Flessen gevuld met water die naar de vriezer gaan, kunnen barsten als ze 0°C bereiken.
Een ander gevolg van dit afwijkende gedrag van water is de geen bevriezing van rivierbodems in zeer koude streken. Wanneer de watertemperatuur 0 °C nadert, neemt de dichtheid af, en dan stijgt het koude water, vanwege de drijfvermogen. Terwijl het stijgt, bevriest het koude water en vormt een ijslaag over de rivieren. als ijs een goede is? thermische isolator, blijft de bodem van de rivieren op ongeveer 4 ºC, omdat bij deze temperatuur de dichtheid maximaal is en de neiging heeft om op de bodem van de rivieren te blijven.
De reden achter het afwijkende gedrag van water heeft een moleculaire oorsprong: tussen 0 °C en 4 °C, de elektrische aantrekkingskracht tussen de watermoleculen overwinnen thermische agitatie, vanwege het bestaan van waterstofbruggen die aanwezig zijn tussen de watermoleculen. Water.
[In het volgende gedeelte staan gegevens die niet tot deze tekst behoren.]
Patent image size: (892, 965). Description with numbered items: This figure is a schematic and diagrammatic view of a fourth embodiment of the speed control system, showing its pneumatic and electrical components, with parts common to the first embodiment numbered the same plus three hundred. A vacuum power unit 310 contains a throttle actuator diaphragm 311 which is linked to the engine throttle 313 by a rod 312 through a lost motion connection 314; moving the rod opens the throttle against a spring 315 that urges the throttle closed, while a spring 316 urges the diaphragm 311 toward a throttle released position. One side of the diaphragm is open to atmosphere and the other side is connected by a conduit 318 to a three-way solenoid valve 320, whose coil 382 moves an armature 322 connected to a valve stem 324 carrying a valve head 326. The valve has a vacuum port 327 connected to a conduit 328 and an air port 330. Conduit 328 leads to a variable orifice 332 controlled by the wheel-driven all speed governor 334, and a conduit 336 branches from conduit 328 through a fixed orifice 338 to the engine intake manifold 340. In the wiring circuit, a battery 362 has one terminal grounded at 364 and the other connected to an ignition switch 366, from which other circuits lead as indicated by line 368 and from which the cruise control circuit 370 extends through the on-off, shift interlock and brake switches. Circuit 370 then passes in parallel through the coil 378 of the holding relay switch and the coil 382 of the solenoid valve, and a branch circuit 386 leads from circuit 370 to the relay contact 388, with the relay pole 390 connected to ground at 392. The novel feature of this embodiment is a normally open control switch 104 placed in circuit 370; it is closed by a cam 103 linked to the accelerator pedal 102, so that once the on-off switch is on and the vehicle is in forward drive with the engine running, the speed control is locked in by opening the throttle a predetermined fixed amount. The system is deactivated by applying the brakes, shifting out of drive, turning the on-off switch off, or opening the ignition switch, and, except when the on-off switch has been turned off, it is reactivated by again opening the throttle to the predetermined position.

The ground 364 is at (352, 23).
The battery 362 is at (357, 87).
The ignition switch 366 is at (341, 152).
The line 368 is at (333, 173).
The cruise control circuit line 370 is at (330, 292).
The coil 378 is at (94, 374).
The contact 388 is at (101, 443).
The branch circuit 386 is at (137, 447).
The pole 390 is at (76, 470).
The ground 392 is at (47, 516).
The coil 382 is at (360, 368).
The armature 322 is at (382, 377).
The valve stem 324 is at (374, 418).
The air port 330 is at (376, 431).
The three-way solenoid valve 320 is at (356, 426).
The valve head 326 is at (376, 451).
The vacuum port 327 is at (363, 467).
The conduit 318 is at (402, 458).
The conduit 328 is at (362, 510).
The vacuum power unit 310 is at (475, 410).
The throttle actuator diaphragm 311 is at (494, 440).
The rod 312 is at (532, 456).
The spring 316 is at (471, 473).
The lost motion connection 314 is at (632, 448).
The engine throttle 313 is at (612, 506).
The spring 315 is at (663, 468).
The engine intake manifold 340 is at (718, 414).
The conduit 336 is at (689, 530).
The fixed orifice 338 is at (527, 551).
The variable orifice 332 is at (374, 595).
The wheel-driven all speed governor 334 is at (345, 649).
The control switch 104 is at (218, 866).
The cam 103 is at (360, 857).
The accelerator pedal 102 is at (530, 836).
Kijkenook: Hoe ontstaat abnormale wateruitzetting?
opgeloste oefeningen
1) Bepaal de volumetrische uitzettingscoëfficiënt van een portie vloeistof van 1 m³ die een uitzetting van 0,05 m³ ondergaat bij verwarming van 25°C tot 225°C.
Resolutie:
Laten we de uitzettingscoëfficiënt van de vloeistof in kwestie berekenen met behulp van de volumetrische uitzettingsformule:
Door de gegevens van de verklaring toe te passen op de vorige formule, zullen we de volgende berekening maken:
2) Een glazen kolf, waarvan de volumetrische uitzettingscoëfficiënt 27,10. is-6 °C-1, heeft een thermische capaciteit van 1000 ml, bij een temperatuur van 20 ºC, en is volledig gevuld met een onbekende vloeistof. Als we de opstelling opwarmen tot 120 ºC, loopt er 50 ml vloeistof uit de container. Bepaal de schijnbare uitzettingscoëfficiënten; de werkelijke uitzettingscoëfficiënt van de vloeistof; en de verwijding die de glazen flacon heeft ondergaan.
Resolutie:
Laten we de schijnbare uitzettingscoëfficiënt berekenen, daarvoor gebruiken we de volgende formule:
Met behulp van de inspanningsgegevens gaan we de volgende berekening maken:
Vervolgens berekenen we de werkelijke uitzettingscoëfficiënt van de vloeistof. Om dit te doen, moeten we berekenen wat de uitzetting was van de glazen fles:
Als we de gegevens uit de oefeningsverklaring vervangen, moeten we de volgende berekening oplossen:
Met de bovenstaande berekening hebben we bepaald wat de uitzetting was die de glazen kolf had. Dus, om de echte uitzetting van de vloeistof te vinden, voegt u gewoon het volume van de schijnbare dilatatie toe aan het volume van de dilatatie van de kolf:
Het resultaat verkregen in het bovenstaande antwoord geeft aan dat de vloeistof in de fles een werkelijke expansie van 52,7 ml onderging. Laten we tot slot de reële uitzettingscoëfficiënt van de vloeistof berekenen:
Met behulp van de bovenstaande formule berekenen we de reële wateruitzettingscoëfficiënt gelijk aan:
Daarom is de thermische uitzettingscoëfficiënt van deze vloeistof 5.27.10-4 °C-1.